Last week, I had a discussion with Jo Taylor, OTPP's CEO, on their mid-year results, and he told me will soon open up their office in Singapore and  Bruce Crane, Managing Director, Infrastructure & Natural Resources, Asia Pacific, will be based there. 

I am willing to bet Mr. Crane and Mr. Maheshwari know each other very well and they might even team up on some deals in the region.

I'm also sure they will both do a great job in their respective roles.

Below, Bruce Flatt, CEO of Brookfield Asset Management, participated in the “Talks at Google” series in 2018, sharing his principles for real asset investing. The Q&A session following Bruce’s talk was moderated by Pranesh Srinivasan.

Flatt discussed his journey, the challenges faced by Brookfield over the decades, key ideas that have shaped its investment philosophy, and principles for enduring through times good and bad. Listen carefully to his comments on investing in real assets,
 
Brookfied is one of the biggest investors in India. In fact, BCI, alongside Brookfield Infrastructure Partners L.P. and its institutional partners, just announced they acquired a 100 per cent stake in a telecom tower company in India from Reliance Industrial Investments and Holdings Limited, a wholly-owned subsidiary of Reliance Industries Limited.
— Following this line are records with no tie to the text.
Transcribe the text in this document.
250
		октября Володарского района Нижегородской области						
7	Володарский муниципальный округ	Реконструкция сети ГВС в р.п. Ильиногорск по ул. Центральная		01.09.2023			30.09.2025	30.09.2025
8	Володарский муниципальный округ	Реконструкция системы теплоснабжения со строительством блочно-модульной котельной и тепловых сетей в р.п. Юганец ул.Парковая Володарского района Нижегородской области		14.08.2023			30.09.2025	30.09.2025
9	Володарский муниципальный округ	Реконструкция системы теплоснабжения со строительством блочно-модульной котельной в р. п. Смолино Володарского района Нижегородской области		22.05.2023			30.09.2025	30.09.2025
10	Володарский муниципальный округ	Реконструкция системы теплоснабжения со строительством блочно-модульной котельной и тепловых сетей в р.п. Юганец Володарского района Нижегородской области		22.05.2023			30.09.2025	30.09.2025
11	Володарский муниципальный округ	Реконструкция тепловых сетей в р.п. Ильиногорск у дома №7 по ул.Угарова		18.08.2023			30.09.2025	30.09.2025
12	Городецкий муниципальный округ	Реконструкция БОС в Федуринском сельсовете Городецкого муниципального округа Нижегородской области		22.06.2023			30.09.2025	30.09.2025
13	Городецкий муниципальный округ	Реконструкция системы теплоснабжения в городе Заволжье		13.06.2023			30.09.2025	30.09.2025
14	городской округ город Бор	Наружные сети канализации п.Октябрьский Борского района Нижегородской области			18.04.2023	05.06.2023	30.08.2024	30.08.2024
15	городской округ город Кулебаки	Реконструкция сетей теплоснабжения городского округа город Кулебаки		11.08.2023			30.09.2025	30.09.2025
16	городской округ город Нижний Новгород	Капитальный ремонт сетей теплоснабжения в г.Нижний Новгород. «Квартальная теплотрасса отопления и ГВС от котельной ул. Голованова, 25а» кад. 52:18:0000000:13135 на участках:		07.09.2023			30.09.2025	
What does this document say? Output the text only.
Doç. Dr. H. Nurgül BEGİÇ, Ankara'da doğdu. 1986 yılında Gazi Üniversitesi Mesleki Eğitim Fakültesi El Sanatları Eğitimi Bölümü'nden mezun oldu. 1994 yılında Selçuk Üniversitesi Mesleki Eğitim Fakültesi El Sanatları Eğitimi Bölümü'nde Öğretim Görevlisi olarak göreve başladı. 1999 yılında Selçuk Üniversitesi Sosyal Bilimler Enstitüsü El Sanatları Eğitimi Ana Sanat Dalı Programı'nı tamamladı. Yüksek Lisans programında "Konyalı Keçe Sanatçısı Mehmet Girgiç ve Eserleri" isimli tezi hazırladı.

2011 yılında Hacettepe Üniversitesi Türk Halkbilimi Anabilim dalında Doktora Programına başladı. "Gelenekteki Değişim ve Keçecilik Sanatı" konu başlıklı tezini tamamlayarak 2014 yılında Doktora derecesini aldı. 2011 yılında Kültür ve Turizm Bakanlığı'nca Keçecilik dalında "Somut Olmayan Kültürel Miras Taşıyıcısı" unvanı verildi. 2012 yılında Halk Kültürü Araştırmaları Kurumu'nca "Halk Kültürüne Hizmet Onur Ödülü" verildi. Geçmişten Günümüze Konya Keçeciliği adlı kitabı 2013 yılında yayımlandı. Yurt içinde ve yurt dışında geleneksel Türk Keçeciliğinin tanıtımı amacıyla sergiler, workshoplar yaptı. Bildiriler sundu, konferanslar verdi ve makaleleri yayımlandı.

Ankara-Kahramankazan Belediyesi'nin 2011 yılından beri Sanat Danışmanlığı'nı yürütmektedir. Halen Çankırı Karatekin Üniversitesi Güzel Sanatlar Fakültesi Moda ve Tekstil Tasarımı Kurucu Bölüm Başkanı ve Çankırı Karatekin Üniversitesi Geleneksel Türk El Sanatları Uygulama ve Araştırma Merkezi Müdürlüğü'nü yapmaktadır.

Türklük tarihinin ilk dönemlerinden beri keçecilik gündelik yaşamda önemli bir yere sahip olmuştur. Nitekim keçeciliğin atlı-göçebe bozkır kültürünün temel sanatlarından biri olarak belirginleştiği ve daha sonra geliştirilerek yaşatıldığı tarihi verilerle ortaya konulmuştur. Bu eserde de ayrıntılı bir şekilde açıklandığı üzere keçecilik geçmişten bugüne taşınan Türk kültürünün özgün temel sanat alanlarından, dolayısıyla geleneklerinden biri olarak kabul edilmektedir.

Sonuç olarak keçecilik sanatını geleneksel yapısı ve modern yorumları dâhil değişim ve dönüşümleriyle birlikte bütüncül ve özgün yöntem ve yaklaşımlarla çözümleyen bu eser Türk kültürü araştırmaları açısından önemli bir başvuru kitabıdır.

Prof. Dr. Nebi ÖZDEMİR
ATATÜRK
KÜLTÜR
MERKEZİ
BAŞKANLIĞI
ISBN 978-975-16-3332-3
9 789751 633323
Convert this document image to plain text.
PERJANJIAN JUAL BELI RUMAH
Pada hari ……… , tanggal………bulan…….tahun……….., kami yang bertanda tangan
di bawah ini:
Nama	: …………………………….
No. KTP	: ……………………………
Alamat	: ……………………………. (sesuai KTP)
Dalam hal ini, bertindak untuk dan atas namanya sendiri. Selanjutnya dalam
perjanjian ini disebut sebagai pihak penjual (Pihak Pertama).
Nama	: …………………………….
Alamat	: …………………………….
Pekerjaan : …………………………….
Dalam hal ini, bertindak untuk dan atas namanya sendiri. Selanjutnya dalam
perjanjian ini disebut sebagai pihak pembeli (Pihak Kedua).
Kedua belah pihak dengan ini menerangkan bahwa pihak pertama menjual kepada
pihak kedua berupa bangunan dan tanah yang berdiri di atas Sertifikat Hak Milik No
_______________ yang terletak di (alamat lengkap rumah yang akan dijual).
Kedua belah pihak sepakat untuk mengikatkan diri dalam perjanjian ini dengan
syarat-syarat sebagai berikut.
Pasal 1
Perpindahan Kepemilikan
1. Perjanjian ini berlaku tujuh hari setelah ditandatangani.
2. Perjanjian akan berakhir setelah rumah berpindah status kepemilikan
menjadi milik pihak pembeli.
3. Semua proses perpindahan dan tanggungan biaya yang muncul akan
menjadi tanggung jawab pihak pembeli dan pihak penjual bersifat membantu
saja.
The total equity commitment for the transaction is approximately US$3.4 billion:

The investment comprises a portfolio of around 135,000 communication towers which forms Reliance Jio Infocomm Limited's ("Jio") telecommunication network. The towers were recently constructed and strategically located for cellular network coverage across India. More towers are planned, increasing the total number of towers in the transaction perimeter to approximately 175,000, building a robust telecommunications market within the country. Jio is the anchor tenant of the tower portfolio under a 30-year Master Services Agreement, which will provide the tower company with a secure, long-term source of revenue. 

"For BCI and our clients, this investment is well aligned with our long-term strategy of investing in high quality companies and assets that fulfill essential needs of the communities in which they operate," said Lincoln Webb, executive vice president & global head of BCI's infrastructure & renewable resources program. "Data services are increasingly critical to societies and economies in today's world — promoting both opportunity for individuals and potential innovation for local communities. BCI is excited by the opportunity to invest in infrastructure that will play a vital role in enabling India's continued economic growth."  

That's a sizable infrastructure deal in India with a great partner (Brookfield) targeting communication towers. Great deal for BCI and its institutional partners.

Lastly, I embedded a clip on  FASTag, an electronic toll collection system, operated by the National Highway Authority of India (NHAI). It employs Radio Frequency Identification (RFID) technology for making toll payments directly from the prepaid or savings account linked to it. 

Pretty cool, India certainly has the technological know-how to be among world leaders in all infrastructure investments.